Thousands of American expatriates in France were hit year after year with excessive tax bills, with one particular tax bill amounting to $1.5 million. According to a lawyer representing two expatriates, estimates of how much the IRS would be forced to reimburse to those affected run as high as $100 million. Unfortunately, many of those caught up in the scandal may be unable to claim as they don’t now have income records and would have to pay in order to file for a refund.

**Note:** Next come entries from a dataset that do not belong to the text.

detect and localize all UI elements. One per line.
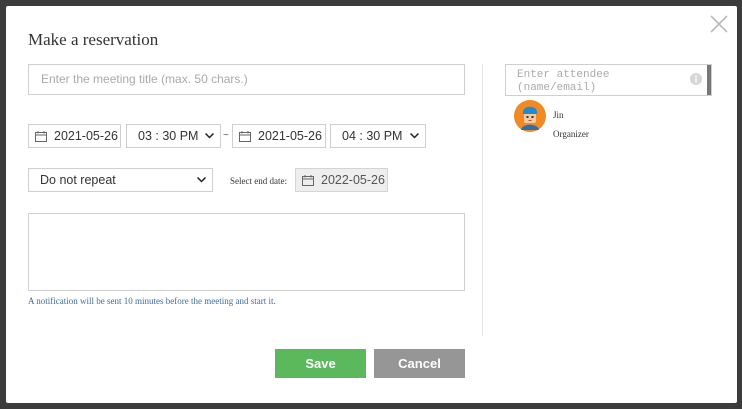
attendee-name: Jin [553,110,564,120]
reservation-dialog: Make a reservation Enter the meeting tit… [6,6,737,403]
meeting-title-input[interactable]: Enter the meeting title (max. 50 chars.) [28,64,465,95]
date-range-separator: ~ [223,130,229,141]
attendee-search-input[interactable]: Enter attendee (name/email) [505,64,712,96]
input-scrollbar[interactable] [707,65,711,95]
repeat-value: Do not repeat [40,173,116,187]
repeat-select[interactable]: Do not repeat [28,168,213,192]
save-button[interactable]: Save [275,349,366,378]
start-date-value: 2021-05-26 [54,129,118,143]
chevron-down-icon [197,177,206,183]
calendar-icon [239,131,251,142]
end-date-label: Select end date: [230,176,287,186]
attendee-placeholder: Enter attendee (name/email) [517,69,610,94]
notification-note: A notification will be sent 10 minutes b… [28,296,276,306]
end-date-value: 2021-05-26 [258,129,322,143]
end-time-value: 04 : 30 PM [342,129,403,143]
end-time-select[interactable]: 04 : 30 PM [330,124,426,148]
panel-divider [482,64,483,336]
attendee-role: Organizer [553,129,589,139]
repeat-end-date-picker[interactable]: 2022-05-26 [295,168,388,192]
dialog-title: Make a reservation [28,30,159,49]
chevron-down-icon [410,133,419,139]
info-icon[interactable] [690,73,702,85]
end-date-picker[interactable]: 2021-05-26 [232,124,326,148]
avatar [514,100,546,132]
chevron-down-icon [205,133,214,139]
start-time-value: 03 : 30 PM [138,129,199,143]
close-icon[interactable] [709,14,729,34]
calendar-icon [302,175,314,186]
start-time-select[interactable]: 03 : 30 PM [126,124,221,148]
repeat-end-date-value: 2022-05-26 [321,173,385,187]
calendar-icon [35,131,47,142]
start-date-picker[interactable]: 2021-05-26 [28,124,121,148]
meeting-description-textarea[interactable] [28,213,465,291]
cancel-button[interactable]: Cancel [374,349,465,378]
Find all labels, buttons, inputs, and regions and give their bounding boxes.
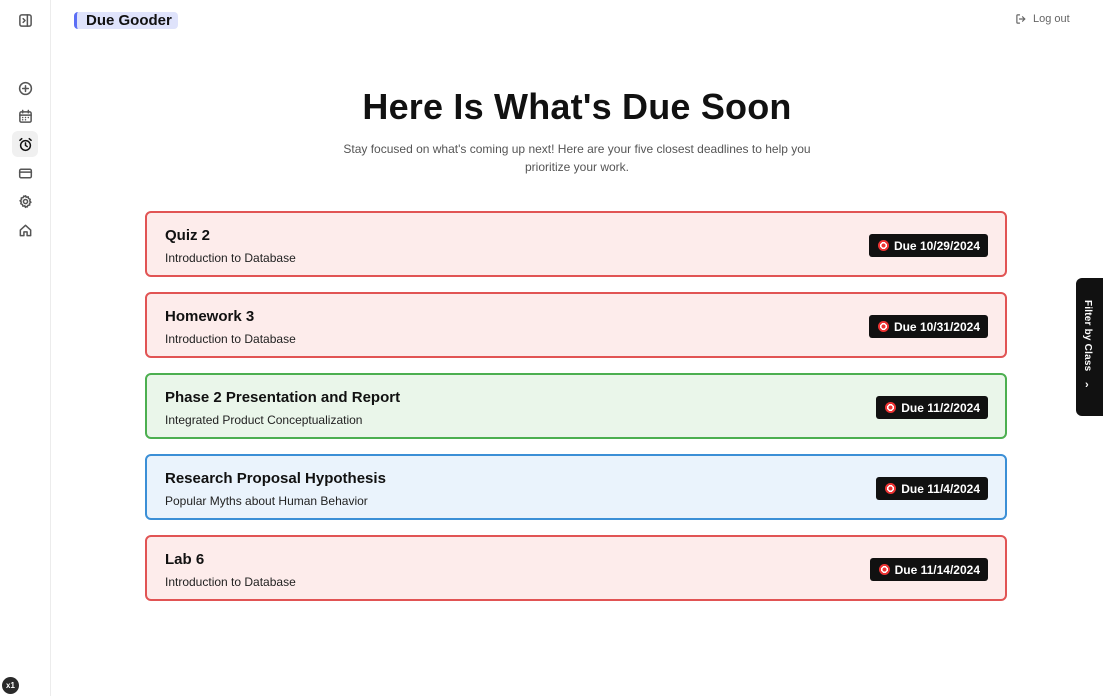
logout-label: Log out [1033,13,1070,25]
filter-by-class-label: Filter by Class [1082,300,1093,372]
target-icon [877,240,889,251]
deadline-card[interactable]: Quiz 2 Introduction to Database Due 10/2… [145,211,1007,277]
filter-by-class-tab[interactable]: Filter by Class › [1076,278,1103,416]
target-icon [885,483,897,494]
zoom-badge: x1 [2,677,19,694]
home-button[interactable] [12,217,38,243]
deadline-card[interactable]: Lab 6 Introduction to Database Due 11/14… [145,535,1007,601]
logout-button[interactable]: Log out [1015,13,1070,25]
deadline-title: Quiz 2 [165,227,211,244]
due-date-badge: Due 11/14/2024 [869,558,988,581]
target-icon [877,321,889,332]
due-date-badge: Due 10/29/2024 [868,234,988,257]
panel-toggle-icon [18,13,32,27]
chevron-right-icon: › [1085,379,1089,391]
due-date-badge: Due 11/4/2024 [876,477,988,500]
due-date-label: Due 11/2/2024 [901,400,980,415]
logout-icon [1016,14,1026,24]
deadline-course: Introduction to Database [165,575,296,589]
alarm-clock-icon [18,137,32,151]
deadline-title: Research Proposal Hypothesis [165,470,386,487]
deadline-course: Integrated Product Conceptualization [165,413,363,427]
due-soon-button[interactable] [12,131,38,157]
gear-icon [18,194,32,208]
deadline-card[interactable]: Research Proposal Hypothesis Popular Myt… [145,454,1007,520]
deadline-course: Popular Myths about Human Behavior [165,494,368,508]
cards-button[interactable] [12,160,38,186]
due-date-label: Due 11/14/2024 [894,562,980,577]
due-date-label: Due 10/29/2024 [893,238,980,253]
target-icon [878,564,890,575]
target-icon [885,402,897,413]
due-date-label: Due 11/4/2024 [901,481,980,496]
due-date-badge: Due 10/31/2024 [868,315,988,338]
deadline-card[interactable]: Homework 3 Introduction to Database Due … [145,292,1007,358]
brand-logo[interactable]: Due Gooder [74,12,178,29]
deadline-title: Phase 2 Presentation and Report [165,389,401,406]
page-subtitle: Stay focused on what's coming up next! H… [343,142,811,174]
page-title: Here Is What's Due Soon [362,86,792,127]
deadline-course: Introduction to Database [165,251,296,265]
due-date-badge: Due 11/2/2024 [876,396,988,419]
settings-button[interactable] [12,188,38,214]
deadline-course: Introduction to Database [165,332,296,346]
home-icon [19,224,31,236]
credit-card-icon [18,168,32,178]
deadline-title: Homework 3 [165,308,255,325]
due-date-label: Due 10/31/2024 [893,319,980,334]
deadline-title: Lab 6 [165,551,205,568]
deadline-card[interactable]: Phase 2 Presentation and Report Integrat… [145,373,1007,439]
panel-toggle-button[interactable] [12,7,38,33]
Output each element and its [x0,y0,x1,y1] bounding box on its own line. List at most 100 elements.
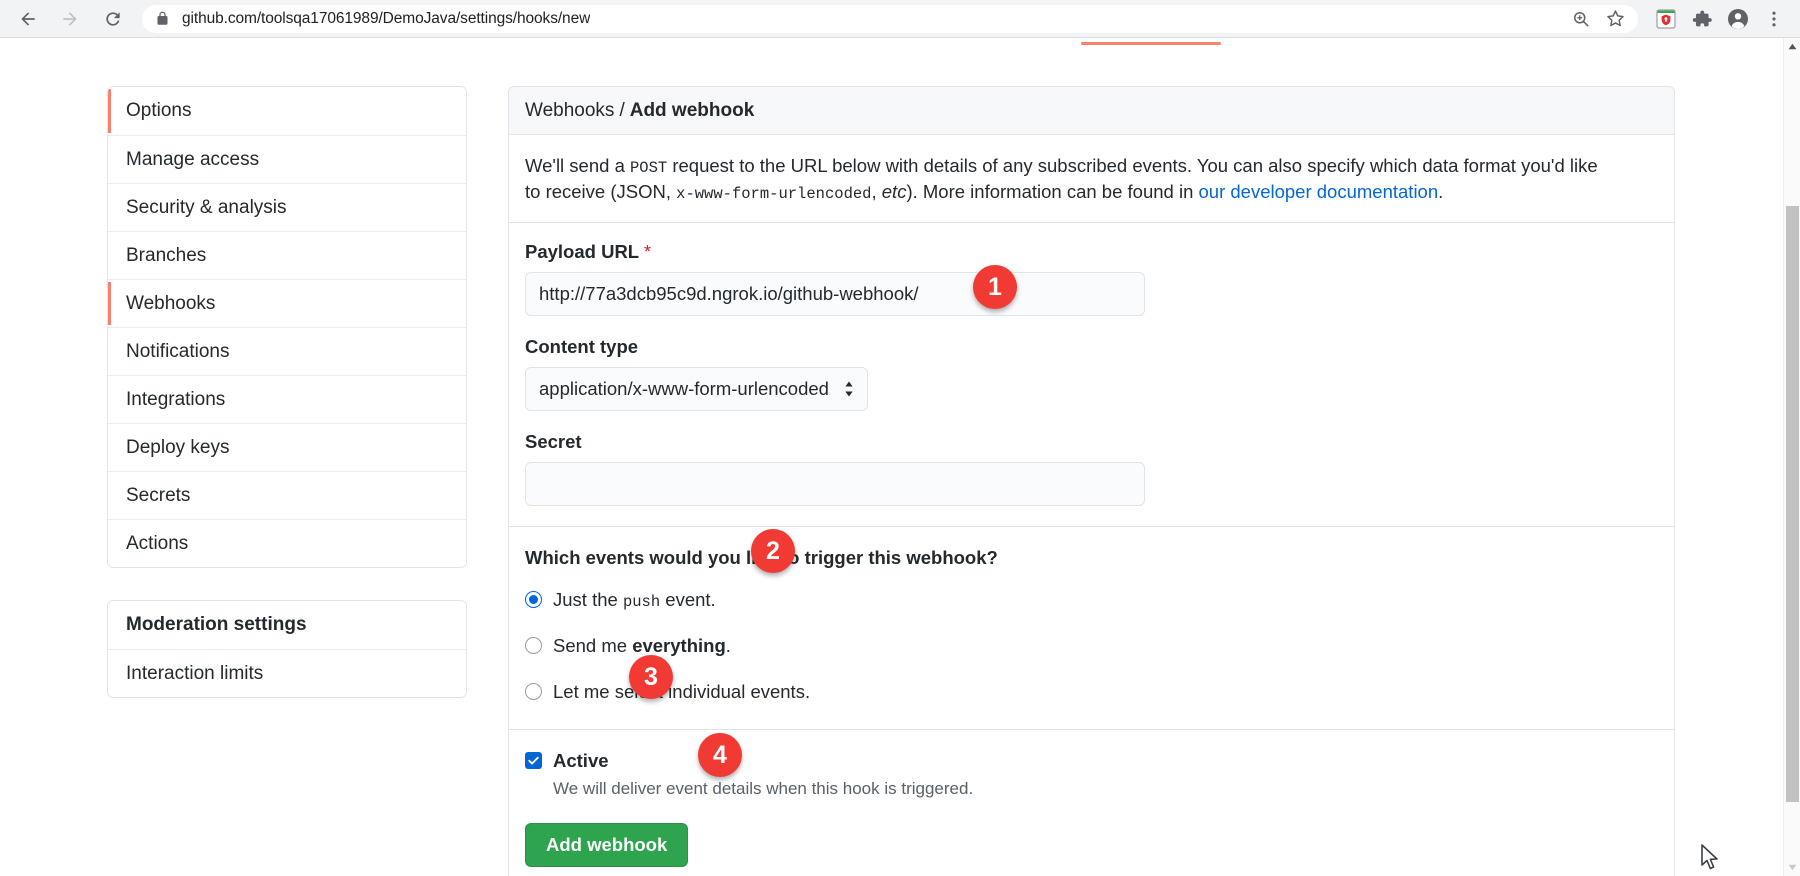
sidebar-item-label: Secrets [126,484,191,506]
add-webhook-button[interactable]: Add webhook [525,822,689,867]
annotation-badge-3: 3 [629,655,673,699]
sidebar-item-security-analysis[interactable]: Security & analysis [108,183,466,231]
intro-text-part-3: , [871,181,882,203]
sidebar-item-label: Manage access [126,148,260,170]
intro-etc-text: etc [881,181,907,203]
payload-url-label: Payload URL * [525,241,1658,263]
sidebar-heading-moderation-settings: Moderation settings [108,601,466,649]
radio-row-send-everything[interactable]: Send me everything. [525,635,1658,657]
radio-row-just-push[interactable]: Just the push event. [525,589,1658,611]
breadcrumb-separator: / [619,99,625,121]
sidebar-item-branches[interactable]: Branches [108,231,466,279]
intro-text-part-5: . [1438,181,1444,203]
active-and-submit-section: Active We will deliver event details whe… [509,728,1674,876]
events-question-label: Which events would you like to trigger t… [525,546,998,568]
sidebar-item-integrations[interactable]: Integrations [108,375,466,423]
intro-text-part-1: We'll send a [525,155,630,176]
sidebar-item-actions[interactable]: Actions [108,519,466,567]
radio-row-select-individual[interactable]: Let me select individual events. [525,681,1658,703]
checkmark-icon [528,756,539,765]
active-row[interactable]: Active [525,750,1658,772]
sidebar-item-label: Security & analysis [126,196,287,218]
sidebar-heading-label: Moderation settings [126,614,307,635]
radio-label-prefix: Just the [553,588,623,610]
content-type-select[interactable]: application/x-www-form-urlencoded [525,366,868,411]
radio-label-suffix: . [725,634,731,656]
radio-select-individual-label: Let me select individual events. [553,680,811,702]
profile-avatar-icon[interactable] [1720,1,1756,37]
payload-url-input[interactable] [525,271,1145,316]
scrollbar-up-arrow[interactable] [1784,38,1800,55]
breadcrumb-webhooks-link[interactable]: Webhooks [525,100,614,122]
intro-text-part-4: ). More information can be found in [906,181,1199,203]
page-scrollbar[interactable] [1783,38,1800,876]
reload-icon [106,11,120,26]
sidebar-item-secrets[interactable]: Secrets [108,471,466,519]
zoom-in-icon[interactable] [1564,2,1598,36]
webhook-intro-text: We'll send a POST request to the URL bel… [509,135,1629,222]
extension-toolbar [1638,1,1800,37]
page-viewport: Options Manage access Security & analysi… [0,38,1800,876]
reload-button[interactable] [96,2,130,36]
sidebar-item-notifications[interactable]: Notifications [108,327,466,375]
forward-button [53,2,87,36]
sidebar-item-label: Interaction limits [126,662,264,684]
annotation-badge-2: 2 [751,529,795,573]
sidebar-item-manage-access[interactable]: Manage access [108,135,466,183]
scrollbar-thumb[interactable] [1786,206,1799,802]
back-button[interactable] [11,2,45,36]
arrow-left-icon [21,11,35,26]
select-updown-icon [843,379,855,399]
required-asterisk: * [643,240,652,262]
sidebar-item-options[interactable]: Options [108,87,466,135]
lock-icon [155,11,170,26]
sidebar-group-moderation: Moderation settings Interaction limits [107,600,467,698]
bookmark-star-icon[interactable] [1598,2,1632,36]
secret-label: Secret [525,431,1658,453]
secret-input[interactable] [525,461,1145,506]
annotation-badge-1: 1 [973,265,1017,309]
sidebar-item-label: Actions [126,532,189,554]
radio-select-individual[interactable] [525,683,542,701]
address-bar-url: github.com/toolsqa17061989/DemoJava/sett… [182,9,591,27]
sidebar-item-label: Notifications [126,340,230,362]
breadcrumb: Webhooks / Add webhook [509,87,1674,135]
sidebar-item-label: Options [126,100,192,121]
more-menu-icon[interactable] [1756,1,1792,37]
webhook-config-section: Payload URL * Content type application/x… [509,221,1674,526]
breadcrumb-current: Add webhook [629,99,755,121]
active-label: Active [553,749,609,771]
radio-label-suffix: event. [660,588,716,610]
mouse-cursor [1701,844,1718,870]
sidebar-item-label: Branches [126,244,207,266]
sidebar-item-label: Deploy keys [126,436,230,458]
settings-sidebar: Options Manage access Security & analysi… [107,86,467,698]
sidebar-group-repository: Options Manage access Security & analysi… [107,86,467,568]
address-bar-actions [1564,2,1638,36]
intro-post-code: POST [630,159,668,177]
events-section: Which events would you like to trigger t… [509,525,1674,729]
sidebar-item-interaction-limits[interactable]: Interaction limits [108,649,466,697]
annotation-badge-4: 4 [698,733,742,777]
nav-tab-underline [1081,42,1221,45]
developer-documentation-link[interactable]: our developer documentation [1199,181,1439,202]
content-type-label-text: Content type [525,335,639,357]
sidebar-item-webhooks[interactable]: Webhooks [108,279,466,327]
puzzle-extensions-icon[interactable] [1684,1,1720,37]
active-checkbox[interactable] [525,752,542,770]
browser-toolbar: github.com/toolsqa17061989/DemoJava/sett… [0,0,1800,38]
radio-just-push[interactable] [525,591,542,609]
content-type-label: Content type [525,336,1658,358]
intro-urlencoded-code: x-www-form-urlencoded [676,185,872,204]
content-type-selected-value: application/x-www-form-urlencoded [539,377,829,399]
active-hint-text: We will deliver event details when this … [553,778,974,798]
payload-url-label-text: Payload URL [525,240,639,262]
scrollbar-down-arrow[interactable] [1784,859,1800,876]
radio-send-everything[interactable] [525,637,542,655]
address-bar[interactable]: github.com/toolsqa17061989/DemoJava/sett… [142,2,1638,36]
shield-extension-icon[interactable] [1648,1,1684,37]
add-webhook-panel: Webhooks / Add webhook We'll send a POST… [508,86,1675,876]
sidebar-item-deploy-keys[interactable]: Deploy keys [108,423,466,471]
arrow-right-icon [63,11,77,26]
radio-label-prefix: Send me [553,634,633,656]
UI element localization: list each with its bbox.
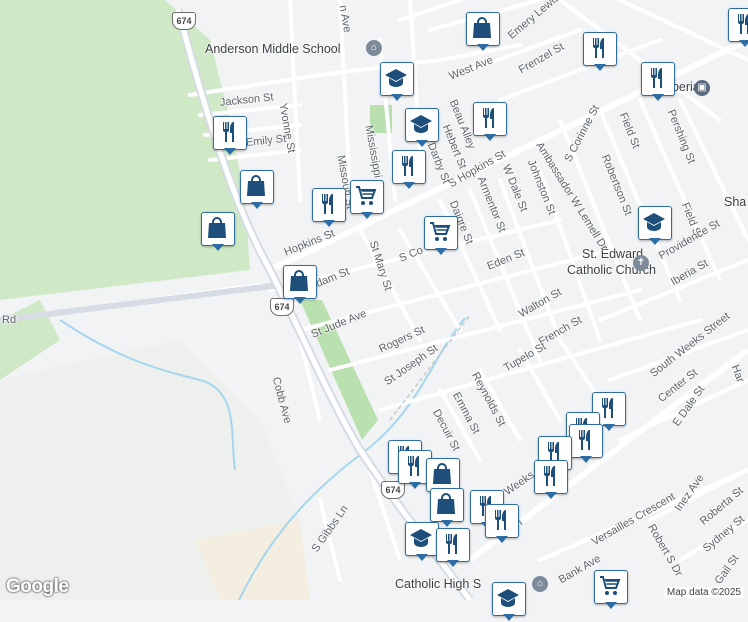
train-station-icon[interactable]: ▣: [694, 80, 710, 96]
map-marker[interactable]: [569, 424, 603, 464]
restaurant-icon: [544, 466, 555, 486]
restaurant-icon: [322, 194, 333, 214]
map-marker[interactable]: [350, 180, 384, 220]
shopping-bag-icon: [437, 493, 455, 514]
school-icon: [385, 69, 407, 87]
map-marker[interactable]: [641, 62, 675, 102]
school-icon: [497, 589, 519, 607]
restaurant-icon: [483, 108, 494, 128]
map-marker[interactable]: [201, 212, 235, 252]
map-marker[interactable]: [213, 116, 247, 156]
map-marker[interactable]: [534, 460, 568, 500]
restaurant-icon: [402, 156, 413, 176]
map-marker[interactable]: [312, 188, 346, 228]
shopping-cart-icon: [356, 186, 377, 205]
route-674-shield: 674: [172, 12, 196, 30]
restaurant-icon: [446, 534, 457, 554]
map-marker[interactable]: [405, 522, 439, 562]
shopping-bag-icon: [208, 217, 226, 238]
shopping-cart-icon: [600, 576, 621, 595]
map-marker[interactable]: [392, 150, 426, 190]
school-poi-icon[interactable]: ⌂: [366, 40, 382, 56]
school-icon: [410, 115, 432, 133]
shopping-bag-icon: [247, 175, 265, 196]
map-marker[interactable]: [380, 62, 414, 102]
restaurant-icon: [651, 68, 662, 88]
school-icon: [643, 213, 665, 231]
catholic-high-label[interactable]: Catholic High S: [395, 578, 481, 591]
map-marker[interactable]: [473, 102, 507, 142]
shopping-bag-icon: [290, 270, 308, 291]
map-marker[interactable]: [436, 528, 470, 568]
restaurant-icon: [408, 456, 419, 476]
anderson-middle-school-label[interactable]: Anderson Middle School: [205, 43, 341, 56]
map-marker[interactable]: [405, 108, 439, 148]
google-logo: Google: [6, 576, 69, 597]
school-poi-icon[interactable]: ⌂: [532, 576, 548, 592]
restaurant-icon: [593, 38, 604, 58]
map-marker[interactable]: [728, 8, 748, 48]
shopping-bag-icon: [473, 17, 491, 38]
map-marker[interactable]: [424, 216, 458, 256]
map-attribution[interactable]: Map data ©2025: [663, 587, 744, 598]
restaurant-icon: [738, 14, 748, 34]
street-label: Rd: [2, 314, 17, 326]
map-marker[interactable]: [485, 504, 519, 544]
restaurant-icon: [579, 430, 590, 450]
restaurant-icon: [223, 122, 234, 142]
map-marker[interactable]: [492, 582, 526, 622]
map-marker[interactable]: [466, 12, 500, 52]
map-marker[interactable]: [240, 170, 274, 210]
map-marker[interactable]: [638, 206, 672, 246]
map-marker[interactable]: [283, 265, 317, 305]
shopping-cart-icon: [430, 222, 451, 241]
map-marker[interactable]: [594, 570, 628, 610]
restaurant-icon: [495, 510, 506, 530]
sha-label: Sha: [724, 195, 747, 209]
shopping-bag-icon: [433, 463, 451, 484]
map-marker[interactable]: [583, 32, 617, 72]
church-icon[interactable]: ✝: [633, 255, 649, 271]
school-icon: [410, 529, 432, 547]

The row started in 2008, the year of the world financial meltdown, with an IRS declaration that UK expats in France were blocked from offsetting certain taxes paid to the French government against their liabilities for US taxes. The US authority mounted a compliance campaign in order to convince expats to pay their tax demands in full, thus ignoring their legal rights to the deductions. In defence of the decision, the IRS wrongly argued the French taxes were, in fact, social security contributions rather than taxes on monies earned in France by US expatriates.

Head of the Association of Accidental Americans Fabien Lehagre told the media he’s relieved the IRS has at last admitted its decade-old mistake, and the dual French/American couple who brought the lawsuit to court are more than pleased at the judgement. America is one of only a few world countries which tax their expatriate citizens on their overseas earnings as if they are still resident.